File extensions are fake

Honestly this is one of the things that consistently blows my mind: file extensions aren’t real, they’re just. Hints. To tell a system what this file ‘might’ be.

Like, famously, a jar is a zip with a hat? A .wav file is a .riff file. A .json file is a specification of plain text bytes, you can just put a poem in a .json file and break everything that expects to load a JSON blob, but it remains a .json file. Here, watch:

Broken PNG file

^^ That’s a PNG file! Nginx serves it as image/png! But its contents are not actually PNG data, they’re in fact a quine in Scheme. We can just do that!


Actually, it’s kind of weird that we treat these as “corrupted”. Cast aside the notion that a file should have a certain kind of data if it has a certain extension!

People have done[citation needed][can’t be assed to find a source] files that open one image if renamed to PNG, open another if renamed PDF, reveal certain inner files if opened as ZIP, etc. The thing is, the file — the raw data underlying this — is all three! There’s no such ontology that forces a file to be “of a single type”, despite how file extensions work. Many file formats have extensions to ignore or even embed arbitrary data, which can be of a different type. How fucked up is that.


Fizzbuzz3k of #vazkii mentioned: “didn’t know nginx took it seriously as well.” Sorta??

So, HTTP expects the server and client to handshake on a MIME type(basically a “filetype metadata” string), for reasons that probably boil down to “the client probably didn’t care to implement the entire machinery of UNIX file(1).”

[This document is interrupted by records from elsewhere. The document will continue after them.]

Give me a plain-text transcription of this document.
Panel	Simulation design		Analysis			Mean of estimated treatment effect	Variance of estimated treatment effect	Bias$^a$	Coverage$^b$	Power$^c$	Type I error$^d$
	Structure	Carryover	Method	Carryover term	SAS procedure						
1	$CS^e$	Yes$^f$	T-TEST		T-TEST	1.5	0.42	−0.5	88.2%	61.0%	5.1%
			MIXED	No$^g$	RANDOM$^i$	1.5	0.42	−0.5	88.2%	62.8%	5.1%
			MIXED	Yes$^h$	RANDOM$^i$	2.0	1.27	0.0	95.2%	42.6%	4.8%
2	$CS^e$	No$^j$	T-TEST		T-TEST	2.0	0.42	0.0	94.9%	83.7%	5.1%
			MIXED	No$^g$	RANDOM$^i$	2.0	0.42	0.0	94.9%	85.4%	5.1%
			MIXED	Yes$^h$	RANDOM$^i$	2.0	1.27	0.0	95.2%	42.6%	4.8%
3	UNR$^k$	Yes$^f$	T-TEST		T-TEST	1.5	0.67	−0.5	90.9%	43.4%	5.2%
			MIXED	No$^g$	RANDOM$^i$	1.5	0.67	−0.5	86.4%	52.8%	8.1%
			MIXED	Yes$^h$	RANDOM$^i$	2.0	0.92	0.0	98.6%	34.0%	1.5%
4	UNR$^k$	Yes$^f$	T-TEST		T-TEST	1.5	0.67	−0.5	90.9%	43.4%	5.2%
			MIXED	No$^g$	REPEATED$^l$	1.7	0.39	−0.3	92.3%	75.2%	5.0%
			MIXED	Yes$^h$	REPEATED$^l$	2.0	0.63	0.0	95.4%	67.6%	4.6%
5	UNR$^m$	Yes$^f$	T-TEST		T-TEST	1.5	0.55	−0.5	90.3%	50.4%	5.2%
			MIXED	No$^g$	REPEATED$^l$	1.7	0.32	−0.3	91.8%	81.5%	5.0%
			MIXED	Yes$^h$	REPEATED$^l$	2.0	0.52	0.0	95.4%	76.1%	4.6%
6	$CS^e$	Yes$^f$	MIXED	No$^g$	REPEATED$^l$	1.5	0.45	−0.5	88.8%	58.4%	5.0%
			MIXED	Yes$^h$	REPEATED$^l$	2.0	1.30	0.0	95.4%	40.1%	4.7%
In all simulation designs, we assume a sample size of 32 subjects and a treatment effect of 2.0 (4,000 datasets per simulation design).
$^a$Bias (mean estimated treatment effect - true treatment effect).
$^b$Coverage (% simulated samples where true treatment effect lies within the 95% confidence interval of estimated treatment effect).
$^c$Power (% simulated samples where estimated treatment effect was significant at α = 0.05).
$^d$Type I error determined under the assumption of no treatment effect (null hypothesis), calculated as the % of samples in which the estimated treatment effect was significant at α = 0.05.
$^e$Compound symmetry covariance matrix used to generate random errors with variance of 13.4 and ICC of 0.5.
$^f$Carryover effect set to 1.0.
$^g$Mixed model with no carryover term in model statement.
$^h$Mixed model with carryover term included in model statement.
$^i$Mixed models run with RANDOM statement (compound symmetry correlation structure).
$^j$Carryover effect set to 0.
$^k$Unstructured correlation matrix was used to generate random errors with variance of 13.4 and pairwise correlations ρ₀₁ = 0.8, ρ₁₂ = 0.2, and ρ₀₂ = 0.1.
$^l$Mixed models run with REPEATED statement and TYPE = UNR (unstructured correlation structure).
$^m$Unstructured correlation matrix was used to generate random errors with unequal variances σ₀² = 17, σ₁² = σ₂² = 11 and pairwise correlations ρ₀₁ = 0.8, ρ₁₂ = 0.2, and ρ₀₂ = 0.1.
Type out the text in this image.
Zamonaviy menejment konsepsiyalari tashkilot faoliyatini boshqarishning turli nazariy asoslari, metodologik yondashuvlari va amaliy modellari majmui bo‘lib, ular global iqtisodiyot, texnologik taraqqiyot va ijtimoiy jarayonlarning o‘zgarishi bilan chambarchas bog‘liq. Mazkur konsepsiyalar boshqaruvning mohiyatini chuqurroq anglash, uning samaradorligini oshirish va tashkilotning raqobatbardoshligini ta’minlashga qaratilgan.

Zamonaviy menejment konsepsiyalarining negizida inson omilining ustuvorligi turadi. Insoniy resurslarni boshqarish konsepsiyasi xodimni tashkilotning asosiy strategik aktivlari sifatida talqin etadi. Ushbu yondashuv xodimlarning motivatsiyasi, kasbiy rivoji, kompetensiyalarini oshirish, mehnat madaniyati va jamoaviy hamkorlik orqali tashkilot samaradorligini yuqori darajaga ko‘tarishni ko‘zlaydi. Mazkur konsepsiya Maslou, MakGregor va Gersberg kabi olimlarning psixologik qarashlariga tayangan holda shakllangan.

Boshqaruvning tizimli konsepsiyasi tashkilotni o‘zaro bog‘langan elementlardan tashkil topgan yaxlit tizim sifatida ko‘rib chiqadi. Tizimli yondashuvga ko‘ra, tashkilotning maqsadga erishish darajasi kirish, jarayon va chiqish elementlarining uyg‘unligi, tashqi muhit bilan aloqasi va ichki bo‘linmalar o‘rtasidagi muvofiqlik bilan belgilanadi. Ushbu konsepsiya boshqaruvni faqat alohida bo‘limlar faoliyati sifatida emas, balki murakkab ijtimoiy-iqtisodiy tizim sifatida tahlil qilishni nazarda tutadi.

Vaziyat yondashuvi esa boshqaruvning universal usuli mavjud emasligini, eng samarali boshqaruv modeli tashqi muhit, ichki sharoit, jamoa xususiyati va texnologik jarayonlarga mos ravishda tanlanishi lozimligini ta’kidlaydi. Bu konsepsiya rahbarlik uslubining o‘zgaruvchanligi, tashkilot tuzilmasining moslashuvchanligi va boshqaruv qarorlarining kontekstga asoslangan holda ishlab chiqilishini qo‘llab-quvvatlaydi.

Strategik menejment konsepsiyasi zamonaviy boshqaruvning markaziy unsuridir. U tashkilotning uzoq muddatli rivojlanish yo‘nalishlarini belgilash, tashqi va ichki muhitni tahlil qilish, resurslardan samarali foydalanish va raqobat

That means the browser will trust a MIME type sent over the server, which means the server has to come up with a MIME type that’s reasonable. As it turns out, file(1) ops are expensive and looking at the file extension is free, so I guess Nginx opts for the latter?

It is kind of a weird edge case that an HTTP server has to, by mandatory spec, say “this file is of a particular kind” in the first place. You heard it here first, folks— HTTP is upholding the tyrannical social orders of one-file-one-type! Get they ass!